7. The method of claim 6,
When the AXI master port receives the AWREADY signal, the data transmission process starts by changing the AWVALID low,
In the data transmission process, the AXI master port transmits data and WVALID set to high to the AXI slave port through the W channel in the data transmission process, and transmits WREADY from the AXI slave port.
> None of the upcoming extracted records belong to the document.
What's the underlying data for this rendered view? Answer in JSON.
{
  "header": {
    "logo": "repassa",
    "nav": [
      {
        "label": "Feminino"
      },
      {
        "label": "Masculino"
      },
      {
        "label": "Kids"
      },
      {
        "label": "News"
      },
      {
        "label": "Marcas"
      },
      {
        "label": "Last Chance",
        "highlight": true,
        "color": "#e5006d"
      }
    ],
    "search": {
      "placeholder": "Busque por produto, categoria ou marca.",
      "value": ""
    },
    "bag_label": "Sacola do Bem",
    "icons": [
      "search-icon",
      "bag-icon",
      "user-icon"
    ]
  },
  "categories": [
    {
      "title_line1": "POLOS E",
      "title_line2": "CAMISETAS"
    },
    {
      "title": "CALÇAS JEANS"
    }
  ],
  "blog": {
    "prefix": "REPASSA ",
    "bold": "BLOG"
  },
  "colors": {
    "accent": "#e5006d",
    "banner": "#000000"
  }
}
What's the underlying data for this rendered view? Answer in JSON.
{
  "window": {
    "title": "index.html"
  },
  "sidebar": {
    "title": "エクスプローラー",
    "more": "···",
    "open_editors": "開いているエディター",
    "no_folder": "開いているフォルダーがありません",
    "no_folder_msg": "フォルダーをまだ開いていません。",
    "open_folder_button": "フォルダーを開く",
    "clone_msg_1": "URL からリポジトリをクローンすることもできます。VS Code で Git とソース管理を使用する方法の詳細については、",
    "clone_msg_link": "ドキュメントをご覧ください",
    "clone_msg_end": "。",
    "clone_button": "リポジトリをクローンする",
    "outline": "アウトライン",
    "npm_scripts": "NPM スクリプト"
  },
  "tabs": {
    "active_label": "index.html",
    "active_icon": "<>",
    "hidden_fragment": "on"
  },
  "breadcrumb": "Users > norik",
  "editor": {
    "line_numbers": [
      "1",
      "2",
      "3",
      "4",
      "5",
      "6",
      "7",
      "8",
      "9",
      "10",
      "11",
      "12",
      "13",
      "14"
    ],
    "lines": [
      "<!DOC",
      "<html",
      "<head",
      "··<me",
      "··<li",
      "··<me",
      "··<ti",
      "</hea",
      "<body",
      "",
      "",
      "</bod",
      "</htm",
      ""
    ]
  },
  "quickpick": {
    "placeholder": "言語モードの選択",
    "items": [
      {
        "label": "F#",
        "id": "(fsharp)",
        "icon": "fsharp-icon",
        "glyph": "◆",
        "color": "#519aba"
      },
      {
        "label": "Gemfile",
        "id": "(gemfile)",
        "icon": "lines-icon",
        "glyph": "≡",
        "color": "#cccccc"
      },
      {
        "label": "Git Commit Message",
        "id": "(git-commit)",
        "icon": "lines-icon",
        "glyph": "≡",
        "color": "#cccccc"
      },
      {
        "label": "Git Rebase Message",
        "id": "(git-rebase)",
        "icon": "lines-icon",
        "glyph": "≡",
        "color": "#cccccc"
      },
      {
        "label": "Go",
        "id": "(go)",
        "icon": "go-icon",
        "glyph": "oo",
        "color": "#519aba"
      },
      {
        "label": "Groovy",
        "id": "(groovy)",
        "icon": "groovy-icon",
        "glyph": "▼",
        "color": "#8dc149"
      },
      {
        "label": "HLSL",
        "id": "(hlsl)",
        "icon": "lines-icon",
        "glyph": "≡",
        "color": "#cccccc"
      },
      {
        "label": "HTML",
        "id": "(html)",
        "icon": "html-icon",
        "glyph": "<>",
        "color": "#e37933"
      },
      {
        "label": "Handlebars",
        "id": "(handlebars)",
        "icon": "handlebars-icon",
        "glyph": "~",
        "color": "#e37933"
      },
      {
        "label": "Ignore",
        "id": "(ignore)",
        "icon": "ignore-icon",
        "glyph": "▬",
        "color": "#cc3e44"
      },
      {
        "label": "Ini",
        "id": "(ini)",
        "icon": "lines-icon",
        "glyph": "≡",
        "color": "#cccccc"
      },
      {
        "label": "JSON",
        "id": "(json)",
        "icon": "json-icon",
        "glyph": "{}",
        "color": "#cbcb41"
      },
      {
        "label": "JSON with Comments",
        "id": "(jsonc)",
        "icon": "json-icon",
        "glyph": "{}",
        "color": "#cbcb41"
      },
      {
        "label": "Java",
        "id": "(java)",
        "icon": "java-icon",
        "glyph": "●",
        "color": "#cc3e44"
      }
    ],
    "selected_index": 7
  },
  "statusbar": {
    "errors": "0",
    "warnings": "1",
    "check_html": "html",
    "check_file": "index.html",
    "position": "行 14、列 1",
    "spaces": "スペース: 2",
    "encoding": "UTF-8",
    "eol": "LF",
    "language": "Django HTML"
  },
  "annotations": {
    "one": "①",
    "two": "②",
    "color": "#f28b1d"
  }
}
A device that performs an FPGA-based cache invalidation function.

8. The method of claim 7,
When transmitting data from the AXI master port, when transmitting the WLAST signal set to high, the AXI slave port transmits the BVALID set to high through the B Channel to the AXI master port,
When the AXI master port receives the BVALID set to high, the data transfer process is terminated, and an FPGA-based cache invalidation function is performed.

According to claim 1,
The cache invalidation module,
If a write response is not received as the response after transmitting the AMBA reception signal, it is checked whether the enable bit is set, and when the enable bit is set to 1, the AWCACHE, AWUSER, WSTRB to be transmitted as the AMBA reception signal A device that performs an FPGA-based cache invalidation function, resetting AWADDR.

10. The method of claim 9,
The cache invalidation module is configured to send the AMBA reception signal to the processing system if the AWADDR is different from the initial value, and configure the AXI slave port to receive the write response again as a response from the processing system if the cache invalidation operation is normally processed. A device that performs an FPGA-based cache invalidation function that controls.